President Jair Bolsonaro asked Congress to approve taking out USD $1.2 billion in loans from international development banks. He is requesting USD $1 billion from the International Bank for Reconstruction and Development (IBRD) and USD $200 million from the Inter-American Development Bank (IDB). The government says that they need the money to soften the impact of the coronavirus pandemic on the country. The request for a loan was planned by the Ministry of Economy, which is trying to cover expenses for benefits such as Bolsa Família – which helps people in vulnerable situations – and a line of credit for small and medium size companies.
This week, the Senate approved another five loan requests from the federal government, a total of R$ 13.4 billion (USD $2.6 billion) in loans.

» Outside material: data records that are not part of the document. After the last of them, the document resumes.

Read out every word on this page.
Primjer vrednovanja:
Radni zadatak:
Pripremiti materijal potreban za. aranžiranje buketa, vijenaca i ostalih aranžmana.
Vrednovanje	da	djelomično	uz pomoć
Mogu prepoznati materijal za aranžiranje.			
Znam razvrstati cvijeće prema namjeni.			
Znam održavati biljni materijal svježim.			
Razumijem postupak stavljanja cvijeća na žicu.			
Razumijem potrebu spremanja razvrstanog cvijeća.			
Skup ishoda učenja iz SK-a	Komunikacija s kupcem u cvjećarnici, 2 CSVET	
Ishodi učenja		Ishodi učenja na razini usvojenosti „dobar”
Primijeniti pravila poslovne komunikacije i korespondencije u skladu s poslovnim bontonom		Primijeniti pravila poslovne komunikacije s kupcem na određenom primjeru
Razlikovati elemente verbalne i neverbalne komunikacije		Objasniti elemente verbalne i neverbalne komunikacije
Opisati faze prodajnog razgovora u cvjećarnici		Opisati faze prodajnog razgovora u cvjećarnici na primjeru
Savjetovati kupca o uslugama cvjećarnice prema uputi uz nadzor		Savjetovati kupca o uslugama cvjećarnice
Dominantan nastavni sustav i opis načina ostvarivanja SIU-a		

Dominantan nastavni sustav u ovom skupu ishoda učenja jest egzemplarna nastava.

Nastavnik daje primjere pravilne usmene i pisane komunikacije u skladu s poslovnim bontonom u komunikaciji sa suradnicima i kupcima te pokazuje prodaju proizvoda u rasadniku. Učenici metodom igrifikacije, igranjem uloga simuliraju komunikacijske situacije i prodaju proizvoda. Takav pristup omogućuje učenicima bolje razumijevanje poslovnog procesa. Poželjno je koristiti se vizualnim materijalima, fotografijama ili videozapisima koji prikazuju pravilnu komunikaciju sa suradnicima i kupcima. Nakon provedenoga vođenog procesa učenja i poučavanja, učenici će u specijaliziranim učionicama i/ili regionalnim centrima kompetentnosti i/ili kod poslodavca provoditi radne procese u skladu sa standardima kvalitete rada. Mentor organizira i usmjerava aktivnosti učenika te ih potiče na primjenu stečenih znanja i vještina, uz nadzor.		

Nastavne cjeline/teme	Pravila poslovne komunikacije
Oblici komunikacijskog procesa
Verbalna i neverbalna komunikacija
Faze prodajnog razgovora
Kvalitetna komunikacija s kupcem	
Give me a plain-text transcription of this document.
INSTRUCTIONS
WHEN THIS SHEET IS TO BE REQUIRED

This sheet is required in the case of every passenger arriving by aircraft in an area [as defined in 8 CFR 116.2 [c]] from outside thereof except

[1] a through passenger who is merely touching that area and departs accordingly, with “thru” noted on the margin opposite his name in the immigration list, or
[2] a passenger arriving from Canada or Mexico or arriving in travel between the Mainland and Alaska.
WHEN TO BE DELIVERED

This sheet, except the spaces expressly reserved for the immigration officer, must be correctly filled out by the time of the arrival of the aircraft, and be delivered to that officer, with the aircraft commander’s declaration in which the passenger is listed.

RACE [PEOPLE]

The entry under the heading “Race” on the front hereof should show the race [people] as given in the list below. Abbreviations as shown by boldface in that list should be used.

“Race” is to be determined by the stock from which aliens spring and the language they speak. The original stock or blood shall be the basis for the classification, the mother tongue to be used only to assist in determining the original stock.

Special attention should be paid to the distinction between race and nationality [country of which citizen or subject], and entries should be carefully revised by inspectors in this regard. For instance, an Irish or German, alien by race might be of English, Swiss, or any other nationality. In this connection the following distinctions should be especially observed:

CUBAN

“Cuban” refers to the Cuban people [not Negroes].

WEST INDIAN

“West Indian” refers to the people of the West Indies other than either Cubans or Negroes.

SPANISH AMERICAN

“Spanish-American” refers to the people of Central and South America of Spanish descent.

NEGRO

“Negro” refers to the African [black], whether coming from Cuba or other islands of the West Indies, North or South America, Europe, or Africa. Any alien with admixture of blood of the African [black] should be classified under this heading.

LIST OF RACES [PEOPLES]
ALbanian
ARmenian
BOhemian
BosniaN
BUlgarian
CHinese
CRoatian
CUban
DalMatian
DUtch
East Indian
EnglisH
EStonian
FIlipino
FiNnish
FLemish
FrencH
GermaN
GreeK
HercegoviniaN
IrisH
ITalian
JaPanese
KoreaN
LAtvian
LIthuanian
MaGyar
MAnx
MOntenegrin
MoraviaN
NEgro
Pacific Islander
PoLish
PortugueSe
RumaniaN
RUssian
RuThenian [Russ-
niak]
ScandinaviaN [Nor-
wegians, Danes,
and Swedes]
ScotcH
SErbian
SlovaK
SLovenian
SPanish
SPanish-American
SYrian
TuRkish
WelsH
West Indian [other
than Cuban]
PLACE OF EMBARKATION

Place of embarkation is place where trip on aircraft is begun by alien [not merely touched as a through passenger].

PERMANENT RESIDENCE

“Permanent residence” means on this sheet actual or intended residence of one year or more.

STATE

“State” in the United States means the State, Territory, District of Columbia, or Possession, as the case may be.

Members of congress approved a request for USD $1 billion from the New Development Bank, USD $1 billion from IDB, USD $250 million from CAF (Development Bank of Latin America) and 200 million € from the French Development Agency. According to the General Secretariat of the Presidency, the requested credit will “cover the federal government’s expenses for benefits and the amount will be used to pay the public debt.”

Folha de S.Paulo: Governo pede mais empréstimos internacionais

4. GDP per capita in this decade close to worst level in 120 years

A Fundação Getúlio Vargas (FGV) study shows that Brazil could end this year with the worst economic growth result and worst Gross Domestic Product (GDP) variation in the past 120 years. The study reveals that the country would be in a difficult situation even if the pandemic hadn’t happened and that there will be a 0.2% average economic growth in this decade.
According to the study, the GDP per capita had an average drop of 0.6% from 2011 to 2020, the same drop was registered from 1981 to 1990, and is the worst result since 1901. This year, in a comparative assessment in the study, the indicator could end at USD $10,900 – lower than the previously registered USD $11,600 – which represents 25% of what is seen in the United States.

Valor Econômico: PIB per capita ruma para pior resultado em 120 anos
O Estado de S. Paulo: OCDE estima queda de 5% no PIB

5. 23% of Brazilians will spend more money than they have on Christmas shopping

A study by the Credit Protection Service in partnership with the National Confederation of Store Managers reveals that 23% of Brazilians will spend more money than they have available on Christmas presents this year. According to the study, when analyzing people of lower income, this number reaches 27%.
One in every four people interviewed said that they plan on buying presents but that they have at least one bill that hasn’t been paid. In this group, 9% of people said that they are still planning on having a Christmas party, 9% say they will buy gifts and 7% will not pay their bills in order to celebrate the new year.